L’enquête comportait un total de 194 904 tests effectués chez 123 535 enfants (dont 64335 garçons, et 59200 filles, 47,9%), dont l’âge allait de 6 à 13 ans, répartis sur 6 niveaux de classes primaires (niveau 1 à 6 chinois). Il s’agissait donc d’une étude de grande envergure, sans toutefois que le nombre d’enfant testés chaque année ne soit détaillé par les auteurs, ce qui limite l’interprétation des résultats communiqués. De plus, la méthode d’évaluation de la réfraction reposait sur l’utilisation d’un photoréfractomètre automatisé binoculaire (Spot Vision Screener, Welch Allyn) sans cycloplégie préalable, alors que la référence pour évaluer la correction optique des enfants est habituellement une réfraction manifeste sous cycloplégie. Les auteurs ont calculé l’équivalent sphérique moyen pour chaque catégorie d’âge afin de comparer les moyennes annuellement, et d’autre part, ils ont apprécié l’évolution dans le temps de la prévalence de la myopie. Les chiffres sont particulièrement alarmant dans leur globalité, car à l’âge de 13 ans, plus de 80% des enfants de la cohorte étaient myopes ! et probablement même plus si l’on se rappelle l’absence de cycloplégie … Rappelons que la prévalence en Europe est plutôt actuellement de 25 % pour cette classe d’âge 1. Plus en détail, les réfractions moyennes observées lors des enquêtes précédentes (2015 à 2019) étaient relativement stables, avec des équivalents sphériques moyens de +0.20 D à 6 ans, -0,03 D à 7 ans, -0.30D à 8 ans, -0,66 D à 9 ans, -1,03 D à 10 ans, -1,45 D à 11 ans, -1,82 D à 12 ans et -2,49 D à 13 ans.

Mais l’enquête réalisée en 2020 mettait en évidence une myopisation supplémentaire de 0,2 à 0,3 dioptries pour les plus jeunes enfants testés, soit un équivalent sphérique moyen de -0,17 D à 6 ans, -0,31D à 7 ans et avec -0,59D à 8 ans (p<0,01 par rapport à 2015-2019). Pour les plus de 8ans, une tendance à la myopisation était aussi notée par rapport aux années précédentes, mais sans être statistiquement significative. Ce virage myopique se retrouvait également dans la prévalence qui passait de 5,7% à 21,5% pour la classe d’âge des 6 ans, de 16,2 % à 26,2% pour les enfants de 7 ans et de 27,7 à 37,2% pour les 8 ans. Enfin, les auteurs retrouvaient une plus grande myopie pour les filles, et plus surprenant, pour les yeux droits. Si le sexe peut expliquer une partie des résultats (plus grande tendance à maintenir une activité extérieure chez les garçons ?), la latéralisation est plus complexe à expliquer, et pourrait être un bon exemple de ce qu’on appelle l’erreur statistique de 3ème ordre, à savoir donner une réponse exacte à une fausse problématique, ou en d’autres termes le revers de la médaille du « petit p » classique qui rassure habituellement.  Quoi qu’il en soit, les chiffres sont d’autant plus impressionnants que l’évolution myopique pourrait ne refléter les conséquences que de 5 mois de confinement.  On ose à peine imaginer les résultats après 1 an de restriction d’activités pour les enfants ...

 

Voici donc une étude épidémiologique importante par le nombre des sujets inclus et surtout par les signaux d’alarme qu’elle transmet en termes de santé publique.

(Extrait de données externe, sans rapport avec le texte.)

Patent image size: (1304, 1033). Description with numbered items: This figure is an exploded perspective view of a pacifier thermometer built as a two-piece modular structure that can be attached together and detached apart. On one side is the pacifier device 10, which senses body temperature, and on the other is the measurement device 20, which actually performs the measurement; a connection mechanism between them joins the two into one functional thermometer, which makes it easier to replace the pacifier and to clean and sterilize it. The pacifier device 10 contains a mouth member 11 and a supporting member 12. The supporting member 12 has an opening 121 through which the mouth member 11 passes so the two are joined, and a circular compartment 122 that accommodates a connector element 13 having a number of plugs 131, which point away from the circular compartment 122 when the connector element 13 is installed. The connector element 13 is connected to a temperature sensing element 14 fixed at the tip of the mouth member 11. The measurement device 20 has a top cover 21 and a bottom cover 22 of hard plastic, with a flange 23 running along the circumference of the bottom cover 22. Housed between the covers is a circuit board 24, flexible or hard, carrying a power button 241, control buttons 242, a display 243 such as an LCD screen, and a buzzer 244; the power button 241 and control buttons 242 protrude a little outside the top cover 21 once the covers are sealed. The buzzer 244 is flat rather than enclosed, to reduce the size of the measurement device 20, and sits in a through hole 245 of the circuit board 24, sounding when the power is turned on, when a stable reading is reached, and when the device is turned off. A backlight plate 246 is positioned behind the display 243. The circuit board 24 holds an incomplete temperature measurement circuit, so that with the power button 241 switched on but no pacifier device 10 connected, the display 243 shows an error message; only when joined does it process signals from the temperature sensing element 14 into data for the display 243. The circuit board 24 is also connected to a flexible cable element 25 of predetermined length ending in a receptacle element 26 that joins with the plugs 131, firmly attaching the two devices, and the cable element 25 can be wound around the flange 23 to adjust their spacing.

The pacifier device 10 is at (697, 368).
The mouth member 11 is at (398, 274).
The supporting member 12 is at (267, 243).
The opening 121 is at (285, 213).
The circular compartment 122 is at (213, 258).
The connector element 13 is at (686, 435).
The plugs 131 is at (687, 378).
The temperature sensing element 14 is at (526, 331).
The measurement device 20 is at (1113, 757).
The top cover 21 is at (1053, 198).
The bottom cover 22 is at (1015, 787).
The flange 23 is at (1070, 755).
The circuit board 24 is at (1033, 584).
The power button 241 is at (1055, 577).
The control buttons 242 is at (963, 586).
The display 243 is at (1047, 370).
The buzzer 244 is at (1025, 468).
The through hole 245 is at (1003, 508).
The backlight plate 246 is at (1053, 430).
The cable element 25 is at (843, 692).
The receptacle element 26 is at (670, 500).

Logiquement, Caroline Klaver qui a dirigé des études européennes de prévalence de myopie (dont une partie ophtalmologique de la Rotterdam Study) signe un éditorial dans le même numéro du JAMA Ophthalmolgy afin de rappeler la nécessité de maintenir au maximum les activités extérieures pour les enfants, surtout les plus jeunes, afin de limiter une aggravation de l’épidémie de myopie, dont notre mode de vie sédentaire et urbain est un facteur d’aggravation désormais bien démontré 2.

Wang J, Li Y, Musch DC, Wei N, Qi X, Ding G, Li X, Li J, Song L, Zhang Y, Ning Y, Zeng X, Hua N, Li S, Qian X. Progression of Myopia in School-Aged Children After COVID-19 Home Confinement. JAMA Ophthalmol. 2021 Jan 14:e206239.

 

1www.myopie.nl

 

2 Klaver CCW, Polling JR, Enthoven CA. 2020 as the Year of Quarantine Myopia. JAMA Ophthalmol. 2021 Jan 14.